C’est une mise en garde on ne peut plus claire. Dans un communiqué diffusé ce vendredi 12 octobre, la ministre de la Culture et de la Communication demande à Free de «lutter plus activement contre le piratage».

Christine Albanel s’est entretenue à ce sujet, jeudi 11 octobre, avec Maxime Lombardini, le directeur général de Free.

La ministre de la Culture met plus particulièrement en cause le service de partage de fichiers «dl.free.fr», dont la dernière version a été lancée à la fin du mois de septembre.

Elle estime qu’il «permet aux internautes de télécharger anonymement et massivement des contenus pirates», et qu’il est de la responsabilité du FAI de tout mettre en oeuvre pour mettre fin à ces dérives.

Pour la ministre, l’engagement du fournisseur d’accès en la matière est un «prérequis essentiel», mais pas forcément inconditionnel, à l’examen de son dossier pour l’attribution d’une quatrième licence de téléphonie 3G.

Sans surprise, la Sacem s’est félicitée de la prise de position de Christine Albanel, mettant en cause l’attitude de Free alors que la Commission Olivennes doit proposer dans les prochaines semaines des solutions pour lutter contre le piratage et pour développer des offres légales (voir encadré).
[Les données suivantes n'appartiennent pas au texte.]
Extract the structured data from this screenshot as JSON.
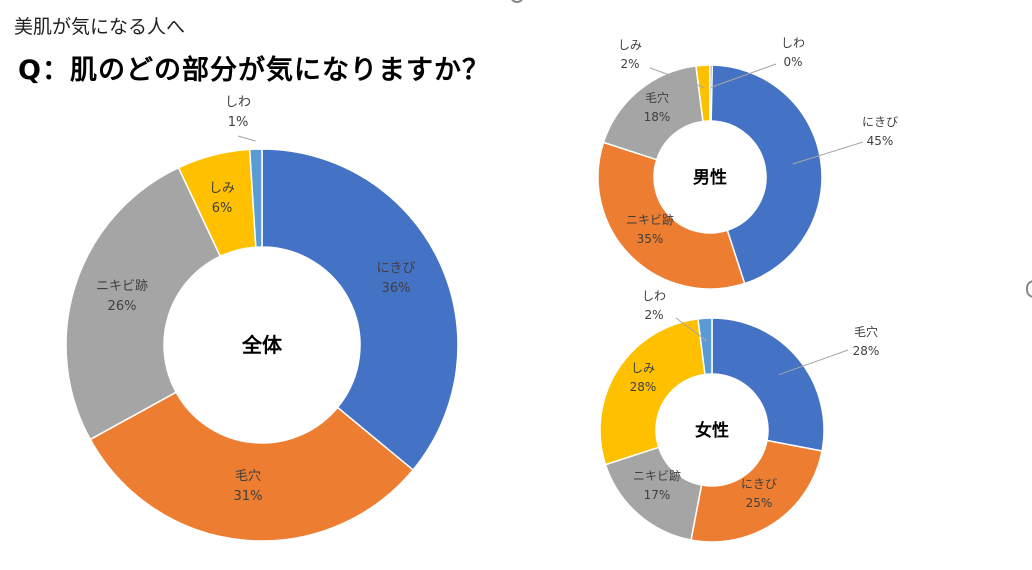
{
  "subtitle": "美肌が気になる人へ",
  "question": "Q：肌のどの部分が気になりますか？",
  "chart_data": [
    {
      "type": "pie",
      "title": "全体",
      "categories": [
        "にきび",
        "毛穴",
        "ニキビ跡",
        "しみ",
        "しわ"
      ],
      "values": [
        36,
        31,
        26,
        6,
        1
      ],
      "unit": "%",
      "colors": [
        "#4472C4",
        "#ED7D31",
        "#A5A5A5",
        "#FFC000",
        "#5B9BD5"
      ]
    },
    {
      "type": "pie",
      "title": "男性",
      "categories": [
        "にきび",
        "ニキビ跡",
        "毛穴",
        "しみ",
        "しわ"
      ],
      "values": [
        45,
        35,
        18,
        2,
        0
      ],
      "unit": "%",
      "colors": [
        "#4472C4",
        "#ED7D31",
        "#A5A5A5",
        "#FFC000",
        "#5B9BD5"
      ]
    },
    {
      "type": "pie",
      "title": "女性",
      "categories": [
        "毛穴",
        "にきび",
        "ニキビ跡",
        "しみ",
        "しわ"
      ],
      "values": [
        28,
        25,
        17,
        28,
        2
      ],
      "unit": "%",
      "colors": [
        "#4472C4",
        "#ED7D31",
        "#A5A5A5",
        "#FFC000",
        "#5B9BD5"
      ]
    }
  ]
}
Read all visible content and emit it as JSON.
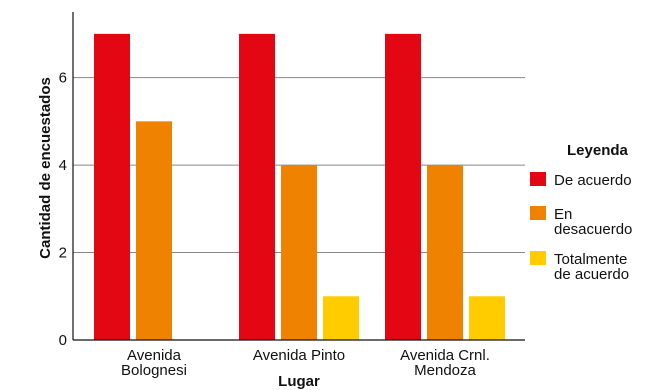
{
  "chart_data": {
    "type": "bar",
    "categories": [
      [
        "Avenida",
        "Bolognesi"
      ],
      [
        "Avenida Pinto"
      ],
      [
        "Avenida Crnl.",
        "Mendoza"
      ]
    ],
    "series": [
      {
        "name": [
          "De acuerdo"
        ],
        "color": "#e30613",
        "values": [
          7,
          7,
          7
        ]
      },
      {
        "name": [
          "En",
          "desacuerdo"
        ],
        "color": "#ef8200",
        "values": [
          5,
          4,
          4
        ]
      },
      {
        "name": [
          "Totalmente",
          "de acuerdo"
        ],
        "color": "#ffcc00",
        "values": [
          0,
          1,
          1
        ]
      }
    ],
    "xlabel": "Lugar",
    "ylabel": "Cantidad de encuestados",
    "legend_title": "Leyenda",
    "legend_position": "right",
    "yticks": [
      0,
      2,
      4,
      6
    ],
    "ylim": [
      0,
      7.5
    ],
    "grid": "horizontal"
  }
}
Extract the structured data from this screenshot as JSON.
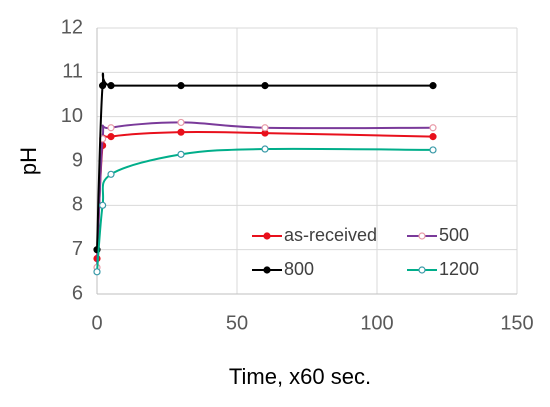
{
  "chart_data": {
    "type": "line",
    "x_label": "Time, x60 sec.",
    "y_label": "pH",
    "xlim": [
      0,
      150
    ],
    "xticks": [
      0,
      50,
      100,
      150
    ],
    "ylim": [
      6,
      12
    ],
    "yticks": [
      6,
      7,
      8,
      9,
      10,
      11,
      12
    ],
    "grid": true,
    "smooth": true,
    "legend": "lower right",
    "series": [
      {
        "name": "as-received",
        "color": "#e8101c",
        "marker": "filled",
        "x": [
          0,
          2,
          5,
          30,
          60,
          120
        ],
        "values": [
          6.8,
          9.35,
          9.55,
          9.65,
          9.63,
          9.55
        ]
      },
      {
        "name": "500",
        "color": "#7a3a9a",
        "marker_color": "#e89aa8",
        "marker": "hollow",
        "x": [
          0,
          2,
          5,
          30,
          60,
          120
        ],
        "values": [
          6.6,
          9.5,
          9.75,
          9.87,
          9.75,
          9.75
        ]
      },
      {
        "name": "800",
        "color": "#000000",
        "marker": "filled",
        "x": [
          0,
          2,
          5,
          30,
          60,
          120
        ],
        "values": [
          7.0,
          10.7,
          10.7,
          10.7,
          10.7,
          10.7
        ]
      },
      {
        "name": "1200",
        "color": "#00ae8a",
        "marker_color": "#3a9aa8",
        "marker": "hollow",
        "x": [
          0,
          2,
          5,
          30,
          60,
          120
        ],
        "values": [
          6.5,
          8.0,
          8.7,
          9.15,
          9.27,
          9.25
        ]
      }
    ]
  }
}
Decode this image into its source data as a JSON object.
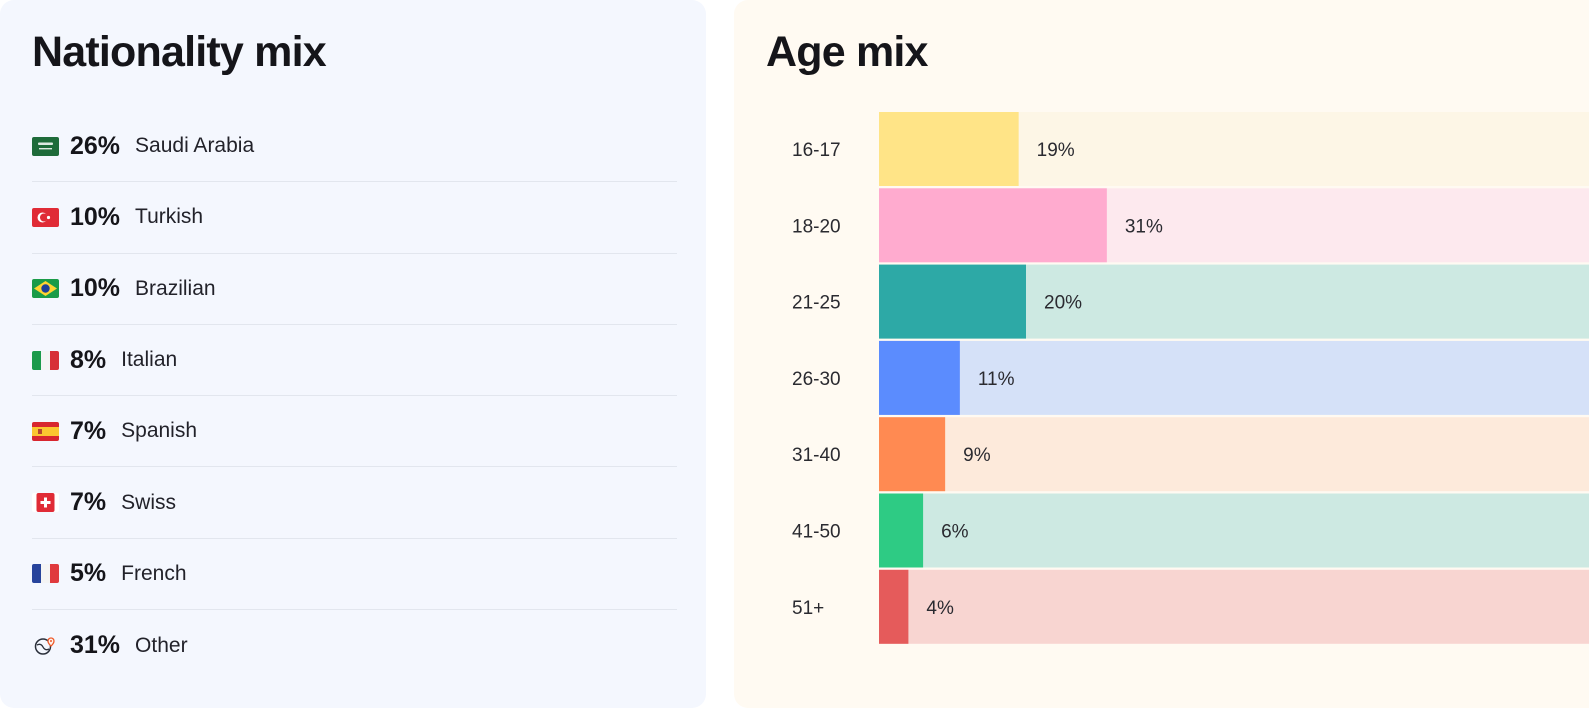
{
  "nationality": {
    "title": "Nationality mix",
    "items": [
      {
        "flag": "saudi-arabia-flag-icon",
        "pct": "26%",
        "name": "Saudi Arabia"
      },
      {
        "flag": "turkey-flag-icon",
        "pct": "10%",
        "name": "Turkish"
      },
      {
        "flag": "brazil-flag-icon",
        "pct": "10%",
        "name": "Brazilian"
      },
      {
        "flag": "italy-flag-icon",
        "pct": "8%",
        "name": "Italian"
      },
      {
        "flag": "spain-flag-icon",
        "pct": "7%",
        "name": "Spanish"
      },
      {
        "flag": "switzerland-flag-icon",
        "pct": "7%",
        "name": "Swiss"
      },
      {
        "flag": "france-flag-icon",
        "pct": "5%",
        "name": "French"
      },
      {
        "flag": "globe-pin-icon",
        "pct": "31%",
        "name": "Other"
      }
    ]
  },
  "age": {
    "title": "Age mix"
  },
  "chart_data": {
    "type": "bar",
    "orientation": "horizontal",
    "title": "Age mix",
    "categories": [
      "16-17",
      "18-20",
      "21-25",
      "26-30",
      "31-40",
      "41-50",
      "51+"
    ],
    "values": [
      19,
      31,
      20,
      11,
      9,
      6,
      4
    ],
    "value_labels": [
      "19%",
      "31%",
      "20%",
      "11%",
      "9%",
      "6%",
      "4%"
    ],
    "unit": "%",
    "bar_colors": [
      "#ffe487",
      "#ffabcf",
      "#2da9a6",
      "#5b8cfe",
      "#ff8a52",
      "#2ecb84",
      "#e55b5b"
    ],
    "track_colors": [
      "#fdf6e6",
      "#fde9ee",
      "#cde9e2",
      "#d5e1f8",
      "#fdeadb",
      "#cde9e2",
      "#f8d5d1"
    ],
    "xlim": [
      0,
      100
    ],
    "grid": false,
    "legend": "none"
  }
}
C’est la première fois que le gouvernement pointe du doigt publiquement un fournisseur d’accès à Internet pour son manque d’engagement dans la lutte antipiratage.

Le fournisseur d’accès est le seul en France à permettre à ses abonnés un accès aux newsgroups binaires, largement détournés par les internautes pour échanger illégalement des films en quelques dizaines de minutes seulement.

Le 2 octobre dernier, les producteurs indépendants, regroupés au sein de la SPPF, et l’Association des producteurs de cinéma (APC) tiraient à boulets rouges sur le service, considéré comme une incitation au piratage.